T-cell senescence and PD-1 expression in correlation to viral load. (A) CD57 revealed low expression in acute HBV (n = 6), EBV (n = 6), chronic HBV (n = 12) and Flu (n = 9) infection, indicating less significance of T-cell senescence during AHB and CHB. (B) Contour plots display virus-specific CD57 expression after gating on CD14, CD19, Via Probe CD4+ T-cells. (C) Bar graphs from chronic untreated (black bars) >2.000 IU/ml (n = 5), <2.000 IU/ml (n = 12) and treated (white bar) (n = 8) HBV patients are illustrating no differences in virus-specific PD-1 expression in correlation to viral load.

(TIF)

Figure S3

Effect of PD-L1/2 blockade on Flu-specific as well as CTLA-4 and TIM-3 blockade on HBV-specific CD4+ T-cell expansion. (A) Induction of Flu-specific CD4+ T-cell proliferation in chronically infected HBV patients (n = 8) from h0 (left) to antigenic re-stimulation (middle) and PD-L1/2 blockade (right) illustrated as point to point graphs.
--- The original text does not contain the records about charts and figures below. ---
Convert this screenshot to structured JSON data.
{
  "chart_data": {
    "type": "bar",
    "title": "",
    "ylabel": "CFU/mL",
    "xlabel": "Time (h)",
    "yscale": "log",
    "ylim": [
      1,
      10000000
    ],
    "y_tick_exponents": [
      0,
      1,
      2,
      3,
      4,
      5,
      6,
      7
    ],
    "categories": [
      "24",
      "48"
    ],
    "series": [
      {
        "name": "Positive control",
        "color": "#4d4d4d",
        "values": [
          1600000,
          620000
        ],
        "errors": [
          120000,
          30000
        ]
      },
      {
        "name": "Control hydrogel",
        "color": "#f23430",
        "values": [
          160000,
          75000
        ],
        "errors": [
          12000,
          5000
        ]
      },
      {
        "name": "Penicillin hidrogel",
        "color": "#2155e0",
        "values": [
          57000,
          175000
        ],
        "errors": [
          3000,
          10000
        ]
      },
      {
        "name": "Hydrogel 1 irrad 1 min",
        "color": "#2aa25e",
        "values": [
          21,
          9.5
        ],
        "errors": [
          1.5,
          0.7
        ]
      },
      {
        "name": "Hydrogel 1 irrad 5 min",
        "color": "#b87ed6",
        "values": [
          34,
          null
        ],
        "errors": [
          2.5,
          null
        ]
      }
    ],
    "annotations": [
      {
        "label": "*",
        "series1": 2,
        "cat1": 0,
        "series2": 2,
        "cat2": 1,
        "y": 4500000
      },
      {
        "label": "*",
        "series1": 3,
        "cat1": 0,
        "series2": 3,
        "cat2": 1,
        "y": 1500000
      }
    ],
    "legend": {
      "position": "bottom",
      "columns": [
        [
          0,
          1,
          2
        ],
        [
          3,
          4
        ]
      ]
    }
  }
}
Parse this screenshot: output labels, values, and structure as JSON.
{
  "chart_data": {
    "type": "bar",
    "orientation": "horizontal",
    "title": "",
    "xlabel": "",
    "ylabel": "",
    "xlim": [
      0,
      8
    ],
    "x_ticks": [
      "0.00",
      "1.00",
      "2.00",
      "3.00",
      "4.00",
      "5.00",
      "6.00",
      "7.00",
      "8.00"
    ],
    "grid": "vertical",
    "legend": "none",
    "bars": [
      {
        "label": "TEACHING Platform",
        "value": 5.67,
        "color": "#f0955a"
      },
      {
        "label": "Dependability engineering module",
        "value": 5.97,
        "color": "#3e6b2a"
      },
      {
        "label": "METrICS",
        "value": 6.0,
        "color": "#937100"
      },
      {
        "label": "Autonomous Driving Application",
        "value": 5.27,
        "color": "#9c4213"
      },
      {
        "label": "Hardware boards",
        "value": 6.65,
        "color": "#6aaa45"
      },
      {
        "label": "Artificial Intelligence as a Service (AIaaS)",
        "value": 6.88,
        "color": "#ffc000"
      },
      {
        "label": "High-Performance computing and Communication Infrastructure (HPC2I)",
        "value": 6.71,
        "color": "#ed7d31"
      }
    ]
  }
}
Contour plots are shown for Tetramer+CD4+ T-cell proliferation upon antigen stimulation (left) and PD-1 neutralization (right). (B) Induction of CD4+ T-cell proliferation in chronically infected HBV patients following CTLA-4 (left) (n = 7) and TIM-3 (right) (n = 4) blockade illustrated as point to point graphs.

(TIF)

Data Availability Statement

The authors confirm that all data underlying the findings are fully available without restriction. All relevant data are within the paper and its Supporting Information files.